Wednesday, March 7, 2012

Tabs from a 60° March Day

All of these tabs are from yesterday. It was a busy evening, reading all of this, let me tell you. I didn't even get a chance to go outside when it hit 60, although it seemed like 60 when it was 57, so I guess I didn't miss much.


It's hard to believe, but David Wong of Cracked (of all places!) has written the definitive essay -- punctuated by rambunctious photo/caption combos -- explaining why those of us who are better off didn't get that way on our own. Yes, even the 1%. Now I have to read every day. Jeez, thanks a lot, David.

Photo of wealthy-looking people laughing with champagne glasses and caption At the best parties, the words social mobility are the only punchline you need


"And she goes --" , "So I go --," "And then she went" ... Guess what? Those alternates for says, say, and said are a lot older than you'd think, and that usage may have a different meaning than plain old say/said.


A fine piece of journalism about the little-heralded Supreme Court case, Lawrence v. Texas, which finally struck down sodomy laws throughout the U.S. in 2003. The defendants were far from perfect, from the point of view of legal activists -- and worst of all, they weren't even guilty of the crime they were charged with.

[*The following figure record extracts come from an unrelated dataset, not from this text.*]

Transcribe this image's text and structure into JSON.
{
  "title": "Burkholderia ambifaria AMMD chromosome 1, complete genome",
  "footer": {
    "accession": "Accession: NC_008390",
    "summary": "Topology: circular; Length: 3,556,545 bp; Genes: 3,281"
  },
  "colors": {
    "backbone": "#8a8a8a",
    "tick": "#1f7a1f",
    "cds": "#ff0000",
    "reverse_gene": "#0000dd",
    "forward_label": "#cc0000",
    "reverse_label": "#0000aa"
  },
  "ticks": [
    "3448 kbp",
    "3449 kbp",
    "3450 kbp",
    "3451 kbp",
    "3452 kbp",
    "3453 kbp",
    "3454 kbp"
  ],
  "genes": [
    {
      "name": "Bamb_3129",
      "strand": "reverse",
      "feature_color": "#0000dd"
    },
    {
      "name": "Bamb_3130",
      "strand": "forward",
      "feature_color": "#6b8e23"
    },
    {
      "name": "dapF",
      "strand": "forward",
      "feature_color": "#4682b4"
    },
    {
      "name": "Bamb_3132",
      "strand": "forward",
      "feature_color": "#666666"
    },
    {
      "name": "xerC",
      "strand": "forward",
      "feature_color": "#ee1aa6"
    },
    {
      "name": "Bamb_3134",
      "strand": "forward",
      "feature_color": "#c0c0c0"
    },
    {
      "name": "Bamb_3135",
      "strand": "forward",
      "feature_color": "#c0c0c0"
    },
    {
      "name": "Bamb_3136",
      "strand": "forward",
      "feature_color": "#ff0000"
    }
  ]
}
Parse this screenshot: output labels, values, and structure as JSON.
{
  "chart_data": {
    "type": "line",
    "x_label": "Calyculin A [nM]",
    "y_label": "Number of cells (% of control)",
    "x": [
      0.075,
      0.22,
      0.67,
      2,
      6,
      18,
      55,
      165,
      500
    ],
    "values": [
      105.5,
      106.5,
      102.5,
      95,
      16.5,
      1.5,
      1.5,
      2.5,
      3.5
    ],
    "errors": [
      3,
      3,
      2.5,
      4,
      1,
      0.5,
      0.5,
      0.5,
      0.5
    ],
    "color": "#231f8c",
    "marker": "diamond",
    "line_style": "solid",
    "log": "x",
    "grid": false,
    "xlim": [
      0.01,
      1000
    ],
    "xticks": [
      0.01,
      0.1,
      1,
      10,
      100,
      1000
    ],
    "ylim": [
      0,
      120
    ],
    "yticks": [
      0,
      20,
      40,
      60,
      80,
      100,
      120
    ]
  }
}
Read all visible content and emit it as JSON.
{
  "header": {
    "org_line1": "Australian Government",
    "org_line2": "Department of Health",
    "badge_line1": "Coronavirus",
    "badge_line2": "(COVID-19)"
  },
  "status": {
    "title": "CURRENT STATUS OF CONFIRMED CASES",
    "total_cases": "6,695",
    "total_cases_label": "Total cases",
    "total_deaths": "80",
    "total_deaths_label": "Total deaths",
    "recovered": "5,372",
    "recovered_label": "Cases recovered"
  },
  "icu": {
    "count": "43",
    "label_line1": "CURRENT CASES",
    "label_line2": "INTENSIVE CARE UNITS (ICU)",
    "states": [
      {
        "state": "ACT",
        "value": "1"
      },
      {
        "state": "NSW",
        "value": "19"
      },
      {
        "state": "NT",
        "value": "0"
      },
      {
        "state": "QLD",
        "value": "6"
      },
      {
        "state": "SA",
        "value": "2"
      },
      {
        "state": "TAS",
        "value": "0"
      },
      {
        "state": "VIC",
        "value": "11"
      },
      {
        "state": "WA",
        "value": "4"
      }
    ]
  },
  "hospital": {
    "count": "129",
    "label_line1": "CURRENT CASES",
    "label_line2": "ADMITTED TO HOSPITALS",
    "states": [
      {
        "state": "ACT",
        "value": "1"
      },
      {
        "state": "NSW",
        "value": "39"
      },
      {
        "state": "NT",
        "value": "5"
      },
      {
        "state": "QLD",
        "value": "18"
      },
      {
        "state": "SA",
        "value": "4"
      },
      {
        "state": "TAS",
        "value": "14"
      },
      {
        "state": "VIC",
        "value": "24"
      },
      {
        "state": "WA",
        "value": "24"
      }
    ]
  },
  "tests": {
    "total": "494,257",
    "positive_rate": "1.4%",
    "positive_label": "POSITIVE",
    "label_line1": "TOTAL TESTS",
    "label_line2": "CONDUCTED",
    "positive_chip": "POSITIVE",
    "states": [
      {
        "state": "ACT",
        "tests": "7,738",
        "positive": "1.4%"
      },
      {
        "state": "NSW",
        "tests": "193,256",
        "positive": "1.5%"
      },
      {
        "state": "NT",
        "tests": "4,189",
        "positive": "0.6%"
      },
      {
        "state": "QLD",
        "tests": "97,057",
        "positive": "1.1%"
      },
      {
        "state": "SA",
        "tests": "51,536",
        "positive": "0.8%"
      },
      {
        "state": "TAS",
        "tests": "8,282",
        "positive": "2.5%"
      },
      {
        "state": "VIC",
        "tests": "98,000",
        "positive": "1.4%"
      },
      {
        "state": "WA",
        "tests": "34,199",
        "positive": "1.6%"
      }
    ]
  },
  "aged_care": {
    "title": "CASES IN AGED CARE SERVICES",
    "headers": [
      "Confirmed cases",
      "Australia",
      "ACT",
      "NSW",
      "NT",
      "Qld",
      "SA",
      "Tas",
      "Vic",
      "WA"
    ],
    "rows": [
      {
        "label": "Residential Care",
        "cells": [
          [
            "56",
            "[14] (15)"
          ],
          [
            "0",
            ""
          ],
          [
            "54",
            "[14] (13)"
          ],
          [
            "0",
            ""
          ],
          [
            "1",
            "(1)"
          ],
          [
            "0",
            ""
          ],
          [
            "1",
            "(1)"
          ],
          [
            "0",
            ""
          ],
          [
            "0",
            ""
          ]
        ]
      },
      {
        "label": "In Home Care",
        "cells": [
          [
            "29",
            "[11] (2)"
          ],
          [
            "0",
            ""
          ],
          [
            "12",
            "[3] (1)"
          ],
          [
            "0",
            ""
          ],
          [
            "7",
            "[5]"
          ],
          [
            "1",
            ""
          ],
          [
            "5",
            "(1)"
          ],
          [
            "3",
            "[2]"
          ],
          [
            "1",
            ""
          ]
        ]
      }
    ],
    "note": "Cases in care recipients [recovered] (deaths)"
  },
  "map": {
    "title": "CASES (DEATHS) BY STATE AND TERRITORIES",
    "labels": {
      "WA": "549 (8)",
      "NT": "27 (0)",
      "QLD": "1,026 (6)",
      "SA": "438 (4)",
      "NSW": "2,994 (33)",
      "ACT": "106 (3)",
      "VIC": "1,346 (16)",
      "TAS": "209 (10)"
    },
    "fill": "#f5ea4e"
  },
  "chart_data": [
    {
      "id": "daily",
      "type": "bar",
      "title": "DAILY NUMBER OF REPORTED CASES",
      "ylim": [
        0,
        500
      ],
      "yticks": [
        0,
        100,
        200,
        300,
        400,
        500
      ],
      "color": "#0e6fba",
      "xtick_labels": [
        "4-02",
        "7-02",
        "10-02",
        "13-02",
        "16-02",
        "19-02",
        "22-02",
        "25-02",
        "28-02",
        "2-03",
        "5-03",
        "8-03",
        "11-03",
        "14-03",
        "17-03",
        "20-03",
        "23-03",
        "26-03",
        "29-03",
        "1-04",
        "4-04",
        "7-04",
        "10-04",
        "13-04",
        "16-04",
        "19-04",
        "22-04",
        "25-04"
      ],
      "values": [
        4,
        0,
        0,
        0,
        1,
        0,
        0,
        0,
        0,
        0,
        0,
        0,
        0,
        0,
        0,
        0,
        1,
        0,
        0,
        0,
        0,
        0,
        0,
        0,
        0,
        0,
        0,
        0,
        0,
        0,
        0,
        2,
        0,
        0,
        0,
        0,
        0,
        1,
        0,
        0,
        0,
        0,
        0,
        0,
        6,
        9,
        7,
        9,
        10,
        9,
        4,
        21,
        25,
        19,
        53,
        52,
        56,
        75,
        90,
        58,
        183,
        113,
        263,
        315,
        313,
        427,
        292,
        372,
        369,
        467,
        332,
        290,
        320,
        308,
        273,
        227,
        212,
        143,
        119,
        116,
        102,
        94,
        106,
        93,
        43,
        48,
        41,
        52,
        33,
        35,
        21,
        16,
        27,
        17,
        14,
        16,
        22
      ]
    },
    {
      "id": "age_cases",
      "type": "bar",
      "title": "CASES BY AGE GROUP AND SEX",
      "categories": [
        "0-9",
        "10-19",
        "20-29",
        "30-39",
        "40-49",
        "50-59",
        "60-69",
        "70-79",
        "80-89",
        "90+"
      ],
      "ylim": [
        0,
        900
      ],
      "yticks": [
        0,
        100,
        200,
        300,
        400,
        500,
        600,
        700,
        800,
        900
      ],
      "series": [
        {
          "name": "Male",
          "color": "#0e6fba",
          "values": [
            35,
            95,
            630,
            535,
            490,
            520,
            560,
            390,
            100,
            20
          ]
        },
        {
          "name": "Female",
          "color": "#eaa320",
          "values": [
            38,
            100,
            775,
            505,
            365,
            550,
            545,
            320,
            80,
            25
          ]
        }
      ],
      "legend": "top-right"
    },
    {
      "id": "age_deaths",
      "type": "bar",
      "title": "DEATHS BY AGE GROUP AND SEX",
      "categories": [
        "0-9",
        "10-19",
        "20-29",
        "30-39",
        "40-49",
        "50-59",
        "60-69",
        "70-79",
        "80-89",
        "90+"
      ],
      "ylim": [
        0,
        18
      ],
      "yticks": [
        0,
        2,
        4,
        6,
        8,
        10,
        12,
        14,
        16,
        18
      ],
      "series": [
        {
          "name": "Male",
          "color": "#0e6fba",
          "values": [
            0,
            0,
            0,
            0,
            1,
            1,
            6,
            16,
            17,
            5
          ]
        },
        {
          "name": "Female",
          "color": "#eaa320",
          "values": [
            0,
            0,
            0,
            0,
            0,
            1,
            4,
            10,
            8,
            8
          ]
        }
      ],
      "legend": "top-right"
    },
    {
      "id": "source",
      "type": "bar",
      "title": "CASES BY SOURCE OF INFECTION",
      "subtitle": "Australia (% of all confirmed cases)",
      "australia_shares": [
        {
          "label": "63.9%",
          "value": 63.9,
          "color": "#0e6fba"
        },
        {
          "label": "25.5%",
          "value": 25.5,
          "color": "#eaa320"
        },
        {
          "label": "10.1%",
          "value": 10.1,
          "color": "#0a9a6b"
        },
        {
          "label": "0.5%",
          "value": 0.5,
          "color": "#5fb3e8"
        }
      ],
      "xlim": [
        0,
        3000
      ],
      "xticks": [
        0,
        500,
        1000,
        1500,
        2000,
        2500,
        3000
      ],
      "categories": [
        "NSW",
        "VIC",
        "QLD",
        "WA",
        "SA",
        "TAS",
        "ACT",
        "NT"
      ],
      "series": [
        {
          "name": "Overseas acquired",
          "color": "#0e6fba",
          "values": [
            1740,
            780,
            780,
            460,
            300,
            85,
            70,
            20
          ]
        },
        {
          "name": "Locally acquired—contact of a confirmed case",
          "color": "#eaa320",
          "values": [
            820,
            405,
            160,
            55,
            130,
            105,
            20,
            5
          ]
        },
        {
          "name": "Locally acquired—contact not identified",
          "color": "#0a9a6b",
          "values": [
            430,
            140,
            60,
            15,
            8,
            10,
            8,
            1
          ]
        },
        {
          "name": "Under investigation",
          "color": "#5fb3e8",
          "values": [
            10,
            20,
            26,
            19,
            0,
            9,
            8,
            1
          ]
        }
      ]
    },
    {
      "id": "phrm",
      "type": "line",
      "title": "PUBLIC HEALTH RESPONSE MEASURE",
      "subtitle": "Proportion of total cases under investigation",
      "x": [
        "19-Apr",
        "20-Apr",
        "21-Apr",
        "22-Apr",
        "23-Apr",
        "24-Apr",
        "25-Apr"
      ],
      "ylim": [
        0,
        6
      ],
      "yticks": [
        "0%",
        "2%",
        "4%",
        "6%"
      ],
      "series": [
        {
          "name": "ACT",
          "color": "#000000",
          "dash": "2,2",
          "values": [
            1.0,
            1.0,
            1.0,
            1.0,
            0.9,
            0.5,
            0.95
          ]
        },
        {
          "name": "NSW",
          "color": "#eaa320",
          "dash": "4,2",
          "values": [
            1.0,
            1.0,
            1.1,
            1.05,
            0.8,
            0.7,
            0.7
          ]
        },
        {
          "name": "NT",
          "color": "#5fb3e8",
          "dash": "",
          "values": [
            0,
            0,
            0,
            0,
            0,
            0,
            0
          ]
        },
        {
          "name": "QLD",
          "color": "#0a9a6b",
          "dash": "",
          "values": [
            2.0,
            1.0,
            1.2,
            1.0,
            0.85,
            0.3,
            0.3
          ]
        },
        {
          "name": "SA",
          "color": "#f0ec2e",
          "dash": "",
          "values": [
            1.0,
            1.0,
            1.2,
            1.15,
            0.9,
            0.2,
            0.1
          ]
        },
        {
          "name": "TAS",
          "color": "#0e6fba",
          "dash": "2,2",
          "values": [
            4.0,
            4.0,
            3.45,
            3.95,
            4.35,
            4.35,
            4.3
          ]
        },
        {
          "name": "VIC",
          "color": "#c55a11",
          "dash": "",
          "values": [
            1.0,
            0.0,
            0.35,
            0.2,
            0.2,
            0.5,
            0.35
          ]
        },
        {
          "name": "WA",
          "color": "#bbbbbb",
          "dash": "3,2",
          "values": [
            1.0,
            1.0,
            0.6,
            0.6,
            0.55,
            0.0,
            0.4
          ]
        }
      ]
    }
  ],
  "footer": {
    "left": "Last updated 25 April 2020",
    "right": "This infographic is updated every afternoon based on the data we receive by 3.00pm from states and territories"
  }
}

You know how Fox News has been going wild about Obama causing the recent increase in gas prices? Here's what Fox News had to say about gas prices back in 2008 when the president belonged to that party whose name begins with R. Both sides should declare a moratorium on trying to use this issue to score points with voters.


The economic impact of the Pill (over the past 50 years) was written up in the New York Times. "...a number of studies have shown that by allowing women to delay marriage and childbearing, the pill has also helped them invest in their skills and education, join the work force in greater numbers, move into higher-status and better-paying professions and make more money over all."


More Jonah Lehrer goodness from Wired, this time on why some people learn faster or better than others.


The huge release of test data within New York City schools, purporting to show which teachers are most and least effective, despite margins of error between 30 and 50 percent, had one upside: It allowed blogger Gary Rubenstein to analyze the 4th grade scores of kids in charter schools vs. the public schools. His finding: students at charter schools are not the kids who need help the most. Instead, they're at the middle of the pack. The kids in the deepest holes are in the public schools, left behind by charters who don't want them.

1 comment:

Nancy/BLissed-Out Grandma said...

In other words, the Pill enabled Uppity Women to take control of their lives, pursue goals, compete with men in the workplace, gain power and wealth, and sometimes pay much less attention to household tasks than in the old days...strong reasons for certain parties to want to make that nasty old Pill disappear forever.